# isosceles triangle

by Physicsissuef
Tags: isosceles, triangle
 P: 909 1. The problem statement, all variables and given/known data Hi! After a tiring excursion, finally I am back... Here is one for you: In isosceles triangle ABC (triangle with all sides equal size) with side a, is drawn another isosceles triangle $A_1,A_2,A_3$ which points $A_1,A_2,A_3$ are in AB/2, BC/2, AC/2. Again third triangle with same attributes is drawn, fourth, fifth.... infinite... This looks like on this picture.
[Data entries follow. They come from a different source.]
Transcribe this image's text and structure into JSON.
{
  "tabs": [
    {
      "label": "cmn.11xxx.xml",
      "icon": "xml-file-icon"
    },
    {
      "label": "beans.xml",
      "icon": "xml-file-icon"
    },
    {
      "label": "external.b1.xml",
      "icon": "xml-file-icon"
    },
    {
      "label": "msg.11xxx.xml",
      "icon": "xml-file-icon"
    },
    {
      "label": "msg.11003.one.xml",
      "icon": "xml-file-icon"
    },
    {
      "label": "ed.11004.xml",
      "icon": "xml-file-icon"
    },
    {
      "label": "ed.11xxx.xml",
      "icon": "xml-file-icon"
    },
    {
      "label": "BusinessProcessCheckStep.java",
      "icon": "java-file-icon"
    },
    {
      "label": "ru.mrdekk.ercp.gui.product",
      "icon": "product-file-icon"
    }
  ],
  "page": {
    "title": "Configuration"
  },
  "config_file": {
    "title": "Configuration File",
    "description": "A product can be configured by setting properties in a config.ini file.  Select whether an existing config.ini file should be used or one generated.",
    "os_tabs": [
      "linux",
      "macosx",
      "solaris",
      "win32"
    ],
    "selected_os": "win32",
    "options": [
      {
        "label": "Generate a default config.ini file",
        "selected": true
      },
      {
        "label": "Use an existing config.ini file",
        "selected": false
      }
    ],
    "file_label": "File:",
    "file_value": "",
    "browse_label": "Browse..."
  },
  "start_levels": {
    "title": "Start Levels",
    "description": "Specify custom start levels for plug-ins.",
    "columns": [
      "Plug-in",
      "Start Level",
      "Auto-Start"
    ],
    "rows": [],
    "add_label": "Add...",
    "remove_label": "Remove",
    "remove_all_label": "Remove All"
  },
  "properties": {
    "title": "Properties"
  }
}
Find the sum of the perimeter and calculate the sum of the areas of the triangles. 2. Relevant equations 3. The attempt at a solution I think it is something like this: $$P + \frac{P}{4} + \frac{P}{8} + ... + \frac{P}{2^n}$$ for the area of the triangle, and $$L + \frac{L}{2} + \frac{L}{4} + ... + \frac{L}{2^n^-^1}$$ for the perimeter. I think also, that I can write them as: $$P + \sum_{n=2}^n \frac{P}{2^n} = P + \frac{P}{4} + \frac{P}{8} + ... + \frac{P}{2^n}$$ $$L + \sum_{n=2}^n \frac{L}{{2}^{n-1}} = L + \frac{L}{2} + \frac{L}{4} + ... + \frac{L}{{2}^{n-1}}$$ $$n \in \mathbb{N}$$ $$n\geq 2$$ n - number of triangles
 P: 664 Do you know what a geometric sum is?
 P: 909 Yes, I write the geometric sums above in the first post. Please see them, now.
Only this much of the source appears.